Per E-Mail teilt Kluge dem Heimatverein seine Entscheidung mit

Im Juni erreichte Hestler die Nachricht, ebenfalls per E-Mail, dass Kluge dem Verein seine Sammlung vermachen möchte, damit sein Vermächtnis zusammenbleibt. „Wir haben uns sehr geehrt gefühlt, dass er den Heimatverein als würdig sieht“, so Hestler.

Kluge hatte vor, die zwei Kartons „ohne großes Brimborium“ zu übergeben, für die Vereinsmitglieder war das allerdings keine Option. Sie wollten ihre Wertschätzung ausdrücken, zumindest im kleinen Rahmen. Daher das Treffen im Oberling des Heimatmuseums, bei dem der kurze gemeinsame Weg Revue passieren gelassen wird.

Nach den einleitenden Worten Hestlers greift Max Schröder, ein „Bruder im Geiste“, wie Hestler ihn nennt, zur Gitarre und spielt seinen „Laugaweckles-Blues“, eine Ode an die Laugenbrötchen des Bäckers Stark in Lippoldsweiler, der seine Backstube geschlossen hat. „Ich freue mich unheimlich über den Kontakt“, sagt Schröder. Kurz darauf trägt Kluge sein Gedicht „Mundart worom? Drom“ vor. Der Anfang einer weiteren Zusammenarbeit? Die Mitglieder des Heimatvereins würden es sich wünschen. Erste Ideen dafür kommen schon an diesem Vormittag auf, „vielleicht machen wir ja noch mal einen Abend“, schlägt Kluge in Anspielung auf seinen bisher einzigen Auftritt im Heimatmuseum vor.

Hanno Kluge

Werdegang Der schwäbische Mundartkünstler Hanno Kluge wurde 1945 in Sindelfingen geboren und wuchs in Böblingen auf. Nach dem Gymnasium absolvierte er ein Pädagogikstudium, anschließend studierte er Sonderpädagogik. Von 1972 bis 2004 war er als Lehrer an der Sprachheilschule in Sindelfingen tätig. Kluge wohnt in Böblingen-Dagersheim und im Südschwarzwald.

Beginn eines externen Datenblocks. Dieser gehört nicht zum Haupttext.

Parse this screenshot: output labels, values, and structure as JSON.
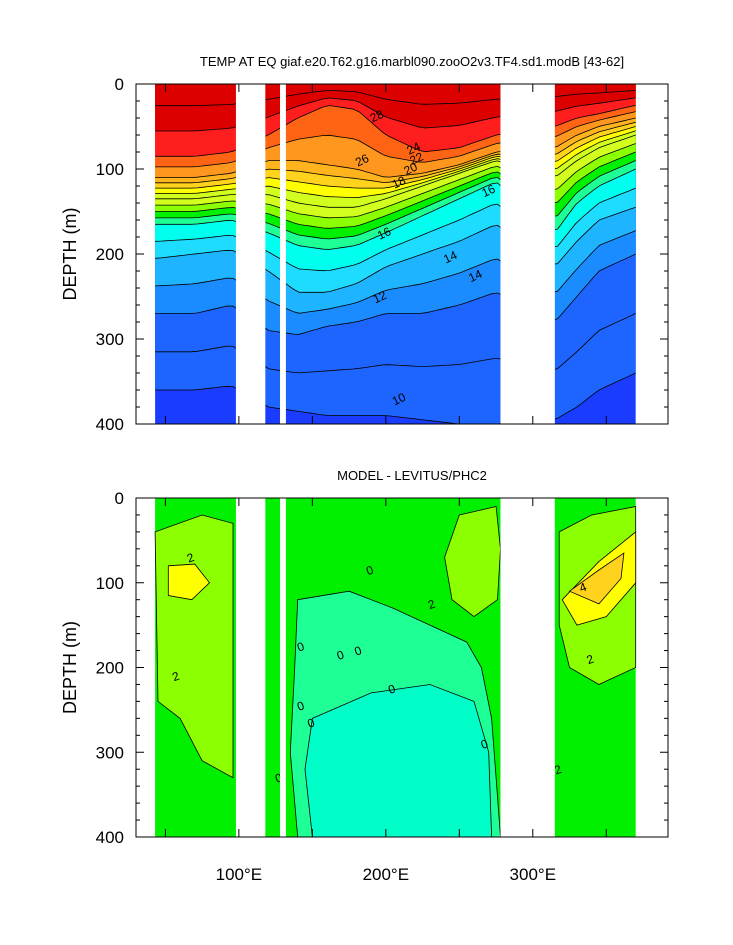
{
  "chart_data": [
    {
      "type": "heatmap",
      "plot_type": "filled contour",
      "title": "TEMP AT EQ giaf.e20.T62.g16.marbl090.zooO2v3.TF4.sd1.modB [43-62]",
      "ylabel": "DEPTH (m)",
      "xlabel": "",
      "xlim": [
        30,
        392
      ],
      "ylim": [
        400,
        0
      ],
      "y_ticks": [
        "0",
        "100",
        "200",
        "300",
        "400"
      ],
      "x_ticks": [
        "100°E",
        "200°E",
        "300°E"
      ],
      "contour_labels": [
        "28",
        "26",
        "24",
        "22",
        "20",
        "18",
        "16",
        "16",
        "14",
        "14",
        "12",
        "10"
      ],
      "fill_colors": [
        "#1a3cff",
        "#1e64ff",
        "#1a8cff",
        "#1eb4ff",
        "#1edcff",
        "#00ffee",
        "#1eff96",
        "#00f000",
        "#8cff00",
        "#d2ff1e",
        "#ffff00",
        "#ffd21e",
        "#ffb41e",
        "#ff961e",
        "#ff6414",
        "#ff1e1e",
        "#dc0000"
      ],
      "temperature_levels": [
        10,
        11,
        12,
        13,
        14,
        15,
        16,
        17,
        18,
        19,
        20,
        21,
        22,
        23,
        24,
        25,
        26,
        27,
        28
      ],
      "land_gaps_longitude": [
        [
          98,
          118
        ],
        [
          128,
          132
        ],
        [
          278,
          315
        ]
      ],
      "ocean_extent_longitude": [
        43,
        370
      ],
      "isotherm_depths_m": {
        "longitude": [
          45,
          70,
          95,
          120,
          140,
          160,
          180,
          200,
          225,
          250,
          275,
          315,
          330,
          345,
          370
        ],
        "T26": [
          85,
          85,
          80,
          60,
          40,
          25,
          30,
          60,
          80,
          75,
          60,
          50,
          40,
          35,
          25
        ],
        "T24": [
          110,
          110,
          105,
          90,
          90,
          95,
          100,
          110,
          105,
          95,
          80,
          75,
          60,
          50,
          40
        ],
        "T20": [
          135,
          135,
          130,
          130,
          140,
          145,
          145,
          135,
          120,
          105,
          90,
          110,
          90,
          75,
          60
        ],
        "T16": [
          165,
          165,
          160,
          175,
          190,
          195,
          190,
          175,
          155,
          135,
          115,
          175,
          140,
          120,
          100
        ],
        "T14": [
          205,
          200,
          195,
          220,
          245,
          245,
          235,
          215,
          200,
          185,
          165,
          215,
          185,
          160,
          145
        ],
        "T12": [
          270,
          270,
          260,
          290,
          295,
          285,
          280,
          270,
          270,
          260,
          245,
          280,
          250,
          220,
          200
        ],
        "T10": [
          360,
          360,
          355,
          380,
          385,
          390,
          390,
          390,
          395,
          400,
          400,
          395,
          380,
          360,
          340
        ]
      }
    },
    {
      "type": "heatmap",
      "plot_type": "filled contour",
      "title": "MODEL - LEVITUS/PHC2",
      "ylabel": "DEPTH (m)",
      "xlabel": "",
      "xlim": [
        30,
        392
      ],
      "ylim": [
        400,
        0
      ],
      "y_ticks": [
        "0",
        "100",
        "200",
        "300",
        "400"
      ],
      "x_ticks": [
        "100°E",
        "200°E",
        "300°E"
      ],
      "contour_labels": [
        "2",
        "2",
        "2",
        "2",
        "2",
        "4",
        "2",
        "0",
        "0",
        "0",
        "0",
        "0",
        "0",
        "0",
        "0",
        "0"
      ],
      "fill_colors": [
        "#00ffc8",
        "#1eff96",
        "#00f000",
        "#8cff00",
        "#d2ff1e",
        "#ffff00",
        "#ffd21e"
      ],
      "difference_levels": [
        -1,
        0,
        1,
        2,
        3,
        4,
        5
      ],
      "land_gaps_longitude": [
        [
          98,
          118
        ],
        [
          128,
          132
        ],
        [
          278,
          315
        ]
      ],
      "ocean_extent_longitude": [
        43,
        370
      ]
    }
  ]
}
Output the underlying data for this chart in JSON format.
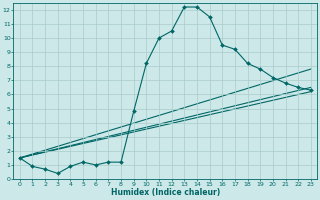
{
  "xlabel": "Humidex (Indice chaleur)",
  "background_color": "#cce8e8",
  "grid_color": "#aacccc",
  "line_color": "#006666",
  "xlim": [
    -0.5,
    23.5
  ],
  "ylim": [
    0,
    12.5
  ],
  "x_ticks": [
    0,
    1,
    2,
    3,
    4,
    5,
    6,
    7,
    8,
    9,
    10,
    11,
    12,
    13,
    14,
    15,
    16,
    17,
    18,
    19,
    20,
    21,
    22,
    23
  ],
  "y_ticks": [
    0,
    1,
    2,
    3,
    4,
    5,
    6,
    7,
    8,
    9,
    10,
    11,
    12
  ],
  "main_series": {
    "x": [
      0,
      1,
      2,
      3,
      4,
      5,
      6,
      7,
      8,
      9,
      10,
      11,
      12,
      13,
      14,
      15,
      16,
      17,
      18,
      19,
      20,
      21,
      22,
      23
    ],
    "y": [
      1.5,
      0.9,
      0.7,
      0.4,
      0.9,
      1.2,
      1.0,
      1.2,
      1.2,
      4.8,
      8.2,
      10.0,
      10.5,
      12.2,
      12.2,
      11.5,
      9.5,
      9.2,
      8.2,
      7.8,
      7.2,
      6.8,
      6.5,
      6.3
    ],
    "markersize": 2.0,
    "linewidth": 0.8
  },
  "straight_lines": [
    {
      "x": [
        0,
        23
      ],
      "y": [
        1.5,
        7.8
      ]
    },
    {
      "x": [
        0,
        23
      ],
      "y": [
        1.5,
        6.5
      ]
    },
    {
      "x": [
        0,
        23
      ],
      "y": [
        1.5,
        6.2
      ]
    }
  ],
  "linewidth": 0.8
}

Mundart Seit 1980 veröffentlicht Kluge in schwäbischer Mundart. Erschienen sind seither auch neun Bücher. Kluge ist Mitbegründer des im schwäbischen Sprachraum aktiven Vereins „schwäbische mund.art“ und Initiator des von Ministerpräsident Winfried Kretschmann unterstützten Projekts „Mundart in der Schule“. Mehrfach wurde Kluge mit Preisen ausgezeichnet, darunter zweimal mit dem renommierten Sebastian-Blau-Preis für schwäbische Mundart. Im Laufe seiner 42-jährigen Karriere stand der Mundartautor bereits um die 300 Mal auf der Bühne, solo und mit anderen Künstlern.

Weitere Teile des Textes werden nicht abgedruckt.